The third thing they brought was a poached quail egg served with caviar on, get this a glass jar of cedar smoke. The spoon that was brought with the dish covered a tiny whole on the top of the glass, so that when you lifted the spoon off, the air was filled with cedar smoke. It was similar to a proper shooter, but instead of licking some salt, squeezing a lime and downing a shot, you breathed in some cedar smoke, lifted some caviar, and downed it with some quail egg. Amy never really understood a thing the waiters said the whole night long (they were low talkers) so her smoke escaped within seconds of the dish arriving. By the way, quail eggs are ridiculously tasty, although they are only the size of a loogie, they taste like butter. If you ever see quail running around where you live, follow them home and steal their unborn children. You’ll thank me, even if you don’t have any cedar to burn with it.

I was a little concerned after the third course that the meal was going to be a little sparse because, while I probably had already consumed 1,000 calories, I only had three of four real bites of food. Things weren’t looking up when the next course arrived, three tiny mushrooms and two carrots in a large bowl. Amy got abalone, but I got a mostly empty bowl. Luckily it was soon filled tableside with a corn and sweet pepper soup. The taste of the mushrooms and soup blended perfectly with each other, and I soon realized that I shouldn’t worry about how much food I was getting, but rather enjoying the varying tastes and textures that were arriving with each new course.

The next course blew my mind, as I I would never had order it. They brought me zucchini flowers stuffed with ricotta. Sounds like something people on survivor would eat, but it was awesome! The flavors worked perfectly together with a creamy texture, so already the tasting menu was a delight. I would have laughed at anyone ordering that (probably making the comment that, “why don’t you just order a dandelion and peanut butter sandwich?” I am not sure what Amy got, but it probably swam in the ocean at one point.
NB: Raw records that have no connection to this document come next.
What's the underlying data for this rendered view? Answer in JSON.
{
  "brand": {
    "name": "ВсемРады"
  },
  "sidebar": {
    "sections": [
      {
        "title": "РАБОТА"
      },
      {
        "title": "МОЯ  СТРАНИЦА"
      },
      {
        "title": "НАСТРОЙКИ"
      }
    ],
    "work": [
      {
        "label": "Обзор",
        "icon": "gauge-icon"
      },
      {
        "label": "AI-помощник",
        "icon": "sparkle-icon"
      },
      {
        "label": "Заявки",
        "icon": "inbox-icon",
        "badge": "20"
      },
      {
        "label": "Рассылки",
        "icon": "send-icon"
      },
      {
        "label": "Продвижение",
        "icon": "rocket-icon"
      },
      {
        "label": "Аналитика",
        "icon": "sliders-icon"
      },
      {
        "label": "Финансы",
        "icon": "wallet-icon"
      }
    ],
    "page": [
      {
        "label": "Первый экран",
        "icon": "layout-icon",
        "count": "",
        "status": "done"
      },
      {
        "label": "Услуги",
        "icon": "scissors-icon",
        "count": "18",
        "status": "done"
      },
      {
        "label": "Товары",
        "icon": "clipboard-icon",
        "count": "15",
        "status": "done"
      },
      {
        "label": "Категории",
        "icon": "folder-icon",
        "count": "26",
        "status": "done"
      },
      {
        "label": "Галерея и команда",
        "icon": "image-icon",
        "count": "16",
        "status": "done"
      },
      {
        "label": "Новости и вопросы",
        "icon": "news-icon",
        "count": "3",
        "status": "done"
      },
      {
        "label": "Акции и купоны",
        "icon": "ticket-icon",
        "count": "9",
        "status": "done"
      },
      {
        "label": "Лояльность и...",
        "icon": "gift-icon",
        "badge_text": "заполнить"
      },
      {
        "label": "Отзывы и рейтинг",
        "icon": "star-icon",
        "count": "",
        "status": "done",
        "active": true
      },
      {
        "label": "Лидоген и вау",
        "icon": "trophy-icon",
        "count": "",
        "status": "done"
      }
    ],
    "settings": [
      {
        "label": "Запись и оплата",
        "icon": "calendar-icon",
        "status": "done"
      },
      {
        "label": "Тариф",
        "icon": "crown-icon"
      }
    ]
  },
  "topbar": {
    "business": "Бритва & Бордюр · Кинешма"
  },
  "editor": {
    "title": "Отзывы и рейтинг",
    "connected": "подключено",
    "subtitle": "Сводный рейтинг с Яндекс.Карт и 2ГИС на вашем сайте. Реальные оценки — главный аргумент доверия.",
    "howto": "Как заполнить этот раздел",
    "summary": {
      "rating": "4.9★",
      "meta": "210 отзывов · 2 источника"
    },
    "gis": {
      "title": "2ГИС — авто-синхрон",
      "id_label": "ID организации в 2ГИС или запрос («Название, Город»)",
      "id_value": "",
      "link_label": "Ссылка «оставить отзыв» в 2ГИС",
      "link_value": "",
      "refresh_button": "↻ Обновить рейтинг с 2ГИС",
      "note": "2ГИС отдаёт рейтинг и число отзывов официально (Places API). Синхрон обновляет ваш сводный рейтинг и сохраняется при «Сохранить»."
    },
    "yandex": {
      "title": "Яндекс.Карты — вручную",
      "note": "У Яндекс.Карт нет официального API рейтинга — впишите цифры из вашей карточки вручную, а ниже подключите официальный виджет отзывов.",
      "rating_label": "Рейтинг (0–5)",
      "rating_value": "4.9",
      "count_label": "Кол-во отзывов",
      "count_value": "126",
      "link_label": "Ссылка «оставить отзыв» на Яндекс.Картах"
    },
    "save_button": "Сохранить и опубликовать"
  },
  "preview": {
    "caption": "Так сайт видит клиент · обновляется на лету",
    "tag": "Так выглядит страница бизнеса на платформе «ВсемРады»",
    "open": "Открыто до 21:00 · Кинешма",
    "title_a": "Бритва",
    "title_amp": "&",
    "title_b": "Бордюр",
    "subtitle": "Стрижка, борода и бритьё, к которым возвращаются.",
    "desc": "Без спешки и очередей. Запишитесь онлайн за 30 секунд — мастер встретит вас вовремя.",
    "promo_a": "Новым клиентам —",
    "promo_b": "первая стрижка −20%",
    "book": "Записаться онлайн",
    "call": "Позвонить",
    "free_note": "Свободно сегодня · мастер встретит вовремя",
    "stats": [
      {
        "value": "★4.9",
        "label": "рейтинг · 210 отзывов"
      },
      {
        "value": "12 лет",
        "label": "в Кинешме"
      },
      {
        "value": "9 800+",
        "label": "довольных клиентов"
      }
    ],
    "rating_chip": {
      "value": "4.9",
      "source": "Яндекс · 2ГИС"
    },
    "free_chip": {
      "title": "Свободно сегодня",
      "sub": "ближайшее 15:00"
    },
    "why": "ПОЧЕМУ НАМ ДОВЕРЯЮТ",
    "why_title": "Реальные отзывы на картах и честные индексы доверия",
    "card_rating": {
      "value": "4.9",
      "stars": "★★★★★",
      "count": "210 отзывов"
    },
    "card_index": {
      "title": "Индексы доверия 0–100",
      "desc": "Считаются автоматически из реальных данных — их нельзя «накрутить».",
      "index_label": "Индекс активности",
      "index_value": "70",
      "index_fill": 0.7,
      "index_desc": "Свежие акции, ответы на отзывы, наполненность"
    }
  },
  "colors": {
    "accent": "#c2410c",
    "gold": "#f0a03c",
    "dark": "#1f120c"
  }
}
At the arrival of the sixth course, I knew the meal was going to be special. I received a braised ox tail ravioli in its braising liquid. At this point, I was fine with how much the dinner cost, as this one dish involved cutting off an ox’s tail, braising it, peeling it off the bone, putting into a fresh made ravioli, and then reducing the braising liquid into a yummy sauce. All that work went into just one of our many courses. (By the way, ox tail raviolis are, indeed, delicious. If you live near any oxen, chop off their tails and then follow the above recipe for a wonderful culinary delight.) Amy had something which translated to “stupid clam” tongue. We were kinda drunk, they talked kinda low, so some of the items are not very clear to us. Whatever Amy had it was large, triangular and licked her back.

The seventh spot in the line up was the foie gras. I had never tried foie gras until a few months ago at a french restaurant. Now, I am a stone cold addict. Except for stone cold foie gras. Each time I have had it, it has been served both warm and cold. The warm foie gras is seared and served with sauce (usually a reduction of yummy beef or veal stock). The warm stuff is light and delicate, the cold presentation is a bit more mealy and leaves a bit of an aftertaste that I don’t really care for. Since I am a stay at home dad, I will compare the cold stuff to eating 9 month old poo, while the warm stuff is more like newborn. If you had to eat baby poo, I am sure that you would agree that the newborn excrement is the better way to go.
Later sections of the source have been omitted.